A simples suspeita de que o templo do consumismo possa ter sua tranquilidade de redoma assaltada pela convivência inusitada com sujeitos de uma maioria apartada das riquezas ostensivamente midiatizadas, amedronta.

Uma caminhada pelo shopping, um evento de promoção da popularidade de adolescentes e namoricos combinados pelas redes sociais, transformou-se em crise institucional.

Empresários e líderes locais recorreram ao governo federal, tentando estancar a livre circulação das pessoas em nome de seus lucros, da sua segurança, da manutenção da “paz social”.

Sortudos, aqueles que concentram vergonhosamente as maiores riquezas do país, por meios nem sempre lícitos ou morais, ainda não foram incomodados pela grande massa que sucumbe a espera nos hospitais, que se aperta nos ônibus e trens urbanos e que não logra êxito no segregado sistema educacional brasileiro.
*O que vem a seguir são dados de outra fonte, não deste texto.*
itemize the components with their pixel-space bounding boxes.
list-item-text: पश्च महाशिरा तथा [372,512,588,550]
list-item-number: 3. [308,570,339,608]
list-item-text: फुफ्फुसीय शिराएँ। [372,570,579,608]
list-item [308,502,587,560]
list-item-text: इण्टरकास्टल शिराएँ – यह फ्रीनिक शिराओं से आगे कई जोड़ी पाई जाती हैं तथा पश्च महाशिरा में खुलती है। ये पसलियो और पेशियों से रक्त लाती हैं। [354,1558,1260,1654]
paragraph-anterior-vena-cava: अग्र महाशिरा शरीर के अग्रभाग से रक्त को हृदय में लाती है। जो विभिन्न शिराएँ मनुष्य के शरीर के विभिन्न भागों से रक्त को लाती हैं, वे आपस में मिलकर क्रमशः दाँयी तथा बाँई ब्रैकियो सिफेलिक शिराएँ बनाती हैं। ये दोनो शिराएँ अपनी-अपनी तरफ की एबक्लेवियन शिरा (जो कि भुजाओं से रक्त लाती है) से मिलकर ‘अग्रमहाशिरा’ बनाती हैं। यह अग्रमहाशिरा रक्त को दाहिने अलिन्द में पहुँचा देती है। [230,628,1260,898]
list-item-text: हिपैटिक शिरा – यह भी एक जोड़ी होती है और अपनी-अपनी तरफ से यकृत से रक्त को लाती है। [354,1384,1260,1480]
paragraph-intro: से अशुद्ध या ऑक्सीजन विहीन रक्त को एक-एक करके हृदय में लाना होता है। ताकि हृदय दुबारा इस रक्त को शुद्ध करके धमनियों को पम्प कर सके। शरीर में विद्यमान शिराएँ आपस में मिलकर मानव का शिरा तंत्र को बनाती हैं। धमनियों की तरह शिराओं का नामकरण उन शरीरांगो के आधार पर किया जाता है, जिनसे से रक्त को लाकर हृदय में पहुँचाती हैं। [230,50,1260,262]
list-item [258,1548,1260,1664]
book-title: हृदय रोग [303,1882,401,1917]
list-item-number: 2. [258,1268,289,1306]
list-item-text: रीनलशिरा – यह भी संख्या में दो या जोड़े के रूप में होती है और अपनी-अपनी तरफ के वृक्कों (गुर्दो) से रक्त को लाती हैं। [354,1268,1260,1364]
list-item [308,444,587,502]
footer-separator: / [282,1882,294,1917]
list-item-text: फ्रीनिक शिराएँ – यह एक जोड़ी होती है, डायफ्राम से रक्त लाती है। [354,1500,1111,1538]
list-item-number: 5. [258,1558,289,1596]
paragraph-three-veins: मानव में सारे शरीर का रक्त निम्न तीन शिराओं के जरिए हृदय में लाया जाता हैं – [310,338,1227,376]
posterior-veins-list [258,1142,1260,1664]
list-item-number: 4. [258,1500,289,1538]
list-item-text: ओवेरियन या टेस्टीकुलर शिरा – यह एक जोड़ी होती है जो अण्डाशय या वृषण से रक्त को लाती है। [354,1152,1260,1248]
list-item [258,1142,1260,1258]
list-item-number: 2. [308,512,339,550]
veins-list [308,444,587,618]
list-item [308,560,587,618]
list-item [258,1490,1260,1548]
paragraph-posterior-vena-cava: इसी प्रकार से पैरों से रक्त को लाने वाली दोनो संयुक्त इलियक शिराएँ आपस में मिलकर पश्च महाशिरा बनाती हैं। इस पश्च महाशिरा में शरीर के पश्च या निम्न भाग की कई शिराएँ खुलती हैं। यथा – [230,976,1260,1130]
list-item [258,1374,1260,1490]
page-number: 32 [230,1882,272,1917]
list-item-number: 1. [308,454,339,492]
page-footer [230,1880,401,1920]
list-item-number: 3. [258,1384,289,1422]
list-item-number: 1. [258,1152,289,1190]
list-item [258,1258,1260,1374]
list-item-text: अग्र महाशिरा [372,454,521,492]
O jeitinho brasileiro, que se confunde com a capacidade de sobreviver com humor a toda sorte de injustiças e desigualdades históricas brasileiras, é, por certo, um dos pilares frágeis que sustentam a nossa “paz social”.


Agir para transformar o país em um lugar digno para todos os seus habitantes, com proposições inovadoras, práticas sustentáveis e atitudes menos preconceituosas é o que garantirá, a longo prazo, uma paz fundada na justiça e prosperidade para todos.